Die Auswirkungen waren radikal: Die Konsularabteilung wurde komplett geschlossen, die Regis­trierung von Anträgen auf Tschechien-Langzeitvisa für Russen ausgesetzt, Touristenvisa gab es zuvor wegen der Pandemie bereits nicht. Russische und tschechische Medien sprachen von einer Lähmung des Botschaftsbetriebs, weiteren Abteilungsschließ­ungen und der Entlassung von 79 russischen Angestellten. In der Russischen Botschaft in Prag, die vor der Ausweisungswelle wesentlich größer war als ihr Gegenstück in Moskau, wurde das Personal ebenfalls auf sieben Diplomaten reduziert. Auch hier ist nach dem Ende der Pandemie nicht mit einer vollständigen Wiederaufnahme des Services zu rechnen.

Dieses abschreckende Beispiel hält die Regierungen weiter nicht davon ab, diplomatische Vertretungen als eine Art Verhandlungsmasse in der geopolitischen Konfrontation einzusetzen, merkte der frühere russische Außenminister Iwanow zur Konfliktzeit in der „Rossijskaja Gaseta“ an.

Entwarnung nicht in Sicht

Andrej Kortunow ergänzt gegenüber der „Iswestija“, dass selbst die vollständige Einstellung der diplomatischen Arbeit von Staaten in Moskau oder der von Russland in diesen Staaten keine rein hypothetische Möglichkeit mehr ist. Dabei würden die Bürger, die mit der ganzen Politik nichts zu tun hätten, die Opfer der Fehlentscheidungen ihrer Anführer.
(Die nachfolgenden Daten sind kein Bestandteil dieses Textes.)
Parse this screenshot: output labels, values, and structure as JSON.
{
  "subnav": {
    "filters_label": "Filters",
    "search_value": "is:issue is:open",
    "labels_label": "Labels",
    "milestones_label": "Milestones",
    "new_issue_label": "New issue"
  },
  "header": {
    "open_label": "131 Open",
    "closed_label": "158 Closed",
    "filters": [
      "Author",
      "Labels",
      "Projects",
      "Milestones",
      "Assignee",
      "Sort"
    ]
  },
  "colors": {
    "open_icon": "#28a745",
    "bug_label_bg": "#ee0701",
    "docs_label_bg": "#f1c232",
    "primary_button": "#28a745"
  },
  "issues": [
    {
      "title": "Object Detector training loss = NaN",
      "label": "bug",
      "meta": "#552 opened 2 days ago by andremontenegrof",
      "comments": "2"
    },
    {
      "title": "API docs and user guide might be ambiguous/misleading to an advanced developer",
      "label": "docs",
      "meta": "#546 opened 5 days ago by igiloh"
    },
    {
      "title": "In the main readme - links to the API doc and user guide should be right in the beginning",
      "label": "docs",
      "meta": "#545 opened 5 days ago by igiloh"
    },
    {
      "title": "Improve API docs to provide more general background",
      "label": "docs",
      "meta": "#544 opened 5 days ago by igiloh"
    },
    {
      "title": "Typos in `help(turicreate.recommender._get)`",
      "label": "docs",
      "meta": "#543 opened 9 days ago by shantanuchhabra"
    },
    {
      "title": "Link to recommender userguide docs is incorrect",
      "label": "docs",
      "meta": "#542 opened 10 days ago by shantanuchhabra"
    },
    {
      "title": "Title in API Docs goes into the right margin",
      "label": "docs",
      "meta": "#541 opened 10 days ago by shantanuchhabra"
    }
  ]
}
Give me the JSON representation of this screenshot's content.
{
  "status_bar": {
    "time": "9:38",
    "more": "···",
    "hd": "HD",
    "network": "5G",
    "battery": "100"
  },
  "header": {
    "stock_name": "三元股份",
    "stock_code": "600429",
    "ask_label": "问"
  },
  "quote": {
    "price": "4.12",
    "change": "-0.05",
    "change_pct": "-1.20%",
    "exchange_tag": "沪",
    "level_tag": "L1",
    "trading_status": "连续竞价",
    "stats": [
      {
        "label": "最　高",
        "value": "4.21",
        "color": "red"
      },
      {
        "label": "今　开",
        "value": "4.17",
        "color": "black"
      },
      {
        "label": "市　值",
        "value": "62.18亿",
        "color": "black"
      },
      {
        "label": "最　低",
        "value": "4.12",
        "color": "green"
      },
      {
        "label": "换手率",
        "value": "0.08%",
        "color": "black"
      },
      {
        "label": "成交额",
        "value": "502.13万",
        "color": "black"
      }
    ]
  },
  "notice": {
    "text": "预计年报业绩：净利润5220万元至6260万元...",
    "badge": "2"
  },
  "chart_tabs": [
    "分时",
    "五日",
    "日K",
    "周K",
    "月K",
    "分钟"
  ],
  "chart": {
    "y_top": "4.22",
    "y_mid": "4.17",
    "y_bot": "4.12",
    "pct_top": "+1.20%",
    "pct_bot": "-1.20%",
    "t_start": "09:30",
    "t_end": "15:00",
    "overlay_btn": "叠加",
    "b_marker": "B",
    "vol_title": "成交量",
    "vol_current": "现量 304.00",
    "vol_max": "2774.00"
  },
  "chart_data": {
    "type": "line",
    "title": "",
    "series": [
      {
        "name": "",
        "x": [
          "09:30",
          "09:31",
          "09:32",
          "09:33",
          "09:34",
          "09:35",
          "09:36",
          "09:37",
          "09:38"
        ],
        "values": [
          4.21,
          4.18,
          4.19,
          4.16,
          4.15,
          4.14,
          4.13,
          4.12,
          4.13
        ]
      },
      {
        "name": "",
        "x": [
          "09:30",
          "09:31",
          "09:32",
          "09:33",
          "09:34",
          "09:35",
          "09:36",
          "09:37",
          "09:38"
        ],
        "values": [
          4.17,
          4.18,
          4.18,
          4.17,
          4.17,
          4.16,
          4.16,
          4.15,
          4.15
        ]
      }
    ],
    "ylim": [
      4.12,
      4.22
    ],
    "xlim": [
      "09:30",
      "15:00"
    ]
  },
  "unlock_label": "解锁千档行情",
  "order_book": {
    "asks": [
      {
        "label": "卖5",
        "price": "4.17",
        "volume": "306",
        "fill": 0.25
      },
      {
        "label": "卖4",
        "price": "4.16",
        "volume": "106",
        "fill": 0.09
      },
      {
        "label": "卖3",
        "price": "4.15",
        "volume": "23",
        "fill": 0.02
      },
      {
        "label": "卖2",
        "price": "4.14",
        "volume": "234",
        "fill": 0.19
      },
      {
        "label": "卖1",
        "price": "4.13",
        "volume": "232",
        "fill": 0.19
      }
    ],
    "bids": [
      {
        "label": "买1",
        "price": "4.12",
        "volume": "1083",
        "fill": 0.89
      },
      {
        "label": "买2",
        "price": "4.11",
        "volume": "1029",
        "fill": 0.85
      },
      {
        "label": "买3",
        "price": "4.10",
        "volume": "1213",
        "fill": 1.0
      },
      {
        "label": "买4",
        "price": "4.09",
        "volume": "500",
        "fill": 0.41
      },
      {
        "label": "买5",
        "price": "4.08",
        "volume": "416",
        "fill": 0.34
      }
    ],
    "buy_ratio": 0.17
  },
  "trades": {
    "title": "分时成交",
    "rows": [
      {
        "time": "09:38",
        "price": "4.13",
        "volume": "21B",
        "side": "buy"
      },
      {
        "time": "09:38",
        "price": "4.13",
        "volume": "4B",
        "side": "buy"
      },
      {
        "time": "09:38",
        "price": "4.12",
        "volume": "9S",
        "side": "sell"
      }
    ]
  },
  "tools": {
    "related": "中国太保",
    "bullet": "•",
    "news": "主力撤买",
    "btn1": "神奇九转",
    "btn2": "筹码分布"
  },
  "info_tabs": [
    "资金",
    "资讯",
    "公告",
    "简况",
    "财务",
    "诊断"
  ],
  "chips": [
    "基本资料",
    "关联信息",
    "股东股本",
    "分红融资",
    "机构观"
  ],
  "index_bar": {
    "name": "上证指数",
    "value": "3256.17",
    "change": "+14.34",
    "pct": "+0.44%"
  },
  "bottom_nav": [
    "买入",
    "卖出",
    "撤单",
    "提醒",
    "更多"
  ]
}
Nun wird vielleicht klar, warum die Entwarnung zu Beginn dieses Artikels nur kurzfristiger Natur war. Niemand kann garantieren, dass der nächste „Schwarze Schwan“ nicht zwischen Russland und Mitteleuropa fliegt. Gibt es wie bei Tschechien weitreichende Konsequenzen für den Botschaftsbetrieb, kann niemand vorhersagen, inwieweit Visavergabe, Serviceleistungen für Auslandsbürger oder Reisende noch gewährleistet werden können. Denn die Beschäftigten, die diese Dinge sicherstellen, könnten dann in einem Flieger nach Hause sitzen. Niemand weiß hier, was kommen kann. Auch Anfragen im Zuge der Recherche an die Russische Botschaft Berlin und die Deutsche Botschaft Moskau blieben unbeantwortet. Eine dauerhafte Entwarnung kann es nur geben, wenn sich die grauen Wolken im Verhältnis zwischen den Staaten verziehen.